Marginal Benefit is defined as $Marginal Product \times Price$ so in our case that should be the derivative of the Production Function (marginal product) times price, or $MB = (2-N)\times P$ I've read that Marginal Cost is the real wage $\dfrac{W}{P}$
So at equilibrium $(2-N)P = \dfrac{W}{P}$ which after some computation we get $$N=-\dfrac{W-2P^2}{P^2}$$ which should be the demand for labour at equilibrium.

3) Since N we found is (supposedly) the optimal demand for labour, and production of the good is a function of N alone, I thought we'd get the optimal size of production by inputting the expression of $N$ we just found in the production function $y$ that was given to us.
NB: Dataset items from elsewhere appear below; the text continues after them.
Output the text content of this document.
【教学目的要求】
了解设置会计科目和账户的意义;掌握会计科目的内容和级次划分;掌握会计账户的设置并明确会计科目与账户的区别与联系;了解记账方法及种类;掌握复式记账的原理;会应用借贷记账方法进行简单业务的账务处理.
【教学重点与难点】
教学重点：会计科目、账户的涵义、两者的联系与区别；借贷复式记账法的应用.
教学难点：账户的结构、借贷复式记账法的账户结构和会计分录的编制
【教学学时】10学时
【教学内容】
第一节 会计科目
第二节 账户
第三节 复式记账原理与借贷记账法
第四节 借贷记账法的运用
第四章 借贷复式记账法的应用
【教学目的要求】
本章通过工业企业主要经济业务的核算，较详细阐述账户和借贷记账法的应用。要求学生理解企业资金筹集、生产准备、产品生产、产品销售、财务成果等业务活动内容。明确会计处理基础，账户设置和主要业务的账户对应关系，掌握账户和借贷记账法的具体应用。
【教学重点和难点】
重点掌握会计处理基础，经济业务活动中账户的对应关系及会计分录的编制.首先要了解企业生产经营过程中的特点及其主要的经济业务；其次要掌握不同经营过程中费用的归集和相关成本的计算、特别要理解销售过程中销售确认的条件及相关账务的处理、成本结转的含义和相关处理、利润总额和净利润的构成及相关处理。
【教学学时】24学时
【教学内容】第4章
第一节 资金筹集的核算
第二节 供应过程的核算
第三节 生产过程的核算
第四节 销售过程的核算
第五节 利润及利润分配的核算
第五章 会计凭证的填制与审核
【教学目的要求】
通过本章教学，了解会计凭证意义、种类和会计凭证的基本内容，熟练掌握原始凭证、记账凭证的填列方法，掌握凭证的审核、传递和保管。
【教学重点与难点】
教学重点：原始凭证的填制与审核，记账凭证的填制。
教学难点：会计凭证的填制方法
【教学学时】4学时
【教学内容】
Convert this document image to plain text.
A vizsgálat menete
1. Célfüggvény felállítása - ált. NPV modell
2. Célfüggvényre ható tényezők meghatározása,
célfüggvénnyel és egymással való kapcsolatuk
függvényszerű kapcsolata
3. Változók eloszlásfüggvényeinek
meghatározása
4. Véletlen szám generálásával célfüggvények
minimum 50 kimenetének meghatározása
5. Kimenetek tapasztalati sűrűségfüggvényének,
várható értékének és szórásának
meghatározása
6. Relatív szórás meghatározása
After some long computations, I got: $$y=-\dfrac{W^2}{2P^4}+2$$

4) The real wage at equilibrium is obtained when Demand for Labour equals Supply for Labour. Using the exogenous expression for Labour Supply we were given this means: $$\dfrac{W}{P}=-\dfrac{W-2P^2}{P^2}$$

Which when solved get $$p=1, w=1$$ and thus real wage would also be equal to $1$

5) Replacing values in various expressions we derived in prior questions I got: $$N=1$$ $$y=\dfrac{3}{2}$$ $$payroll=\dfrac{W}{P}.N = 1$$ $$\pi =\dfrac{1}{2}$$

Now I'd be very surprised if I had any answer right since I'm very new to this, so I'd appreciate some feedback on my answers. Also, I'd appreciate some help with the comments on the answers especially the one about the distribution.

Thanks.

To find demand for labor, solve the firm's profit maximization problem : \begin{eqnarray*} \max_N & \ P(2N - 0.5N^2) - WN\end{eqnarray*} Differentiating the objective with respect to $N$ and setting it equal to 0 yields the demand function for labor : \begin{eqnarray*} N^d = 2 - \frac{W}{P}\end{eqnarray*} Corresponding supply of output is

\begin{eqnarray*} Y = f\left(2 - \frac{W}{P}\right) = \left(2 - \frac{W}{P}\right)\left(1 + \frac{W}{2P}\right) = 2 - \frac{1}{2}\left(\frac{W}{P}\right)^2\end{eqnarray*}

Given the supply of labor is \begin{eqnarray*} N^s = \frac{W}{P}\end{eqnarray*}

Equilibrium in the labor market occurs where $N^d = N^s$. Solving it, we get equilibrium employment, real wage, output, profits as follows : \begin{eqnarray*} N^* & = & 1 \\ \left(\frac{W}{P}\right)^* & = & 1 \\ Y^* & = & 1.5 \\ \pi^* & = & 0.5 \end{eqnarray*}

• Thanks a lot for your response @Amit. Can you please just clarify one thing. I understand the 'analytical' way by which you derived the Demand Function for labour using unconstrained optimization, but I know it can be derived using a more 'economic' method. I've read that the optimal demand for labour is attained when Marginal Revenue of Product = Real Wage. MRV is defined as Marginal Product of Labour times Price of product. But when I equal MRP and Real wage I don't get the same demand function. Only when I equal Marginal Product and Real Wage do I get the same function as you did. Why so? Jun 9 '18 at 22:18
• @Metrician You're making a mistake. Correct condition for optimality of employment decision is $\text{MRP} = W$, where $W$ is nominal wage. Here $\text{MRP} = P \times \text{MP}_N = P(2- N)$. Set it equal to $W$ and you'll get the labor demand.
– Amit
Jun 10 '18 at 0:10
• I've read that condition on a lot of different sources, the one about $MPL = Real Wage$. Though I've read the condition you gave on other sources, too. When I did some computations of the condition that you gave, I realized that the two conditions might be both true. Since $P(2-N)=W$ (condition you gave) is equivalent to $(2-N)=W/P$ (condition I gave). Maybe that's why some sources say Marginal Product of Labour = Real Wage $W/P$. Could they be both right or is this case just some coincidence? Jun 10 '18 at 0:27
• This is the maximization problem you solve: $\max_N \ Pf(N) - WN$ These are two equivalent ways to write the condition for optimality : $P\times\text{MP}_N = W$ or $\text{MP}_N = \frac{W}{P}$. Here $\text{MP}_N = \frac{\partial f}{\partial N}$ is the Marginal Product of Labor.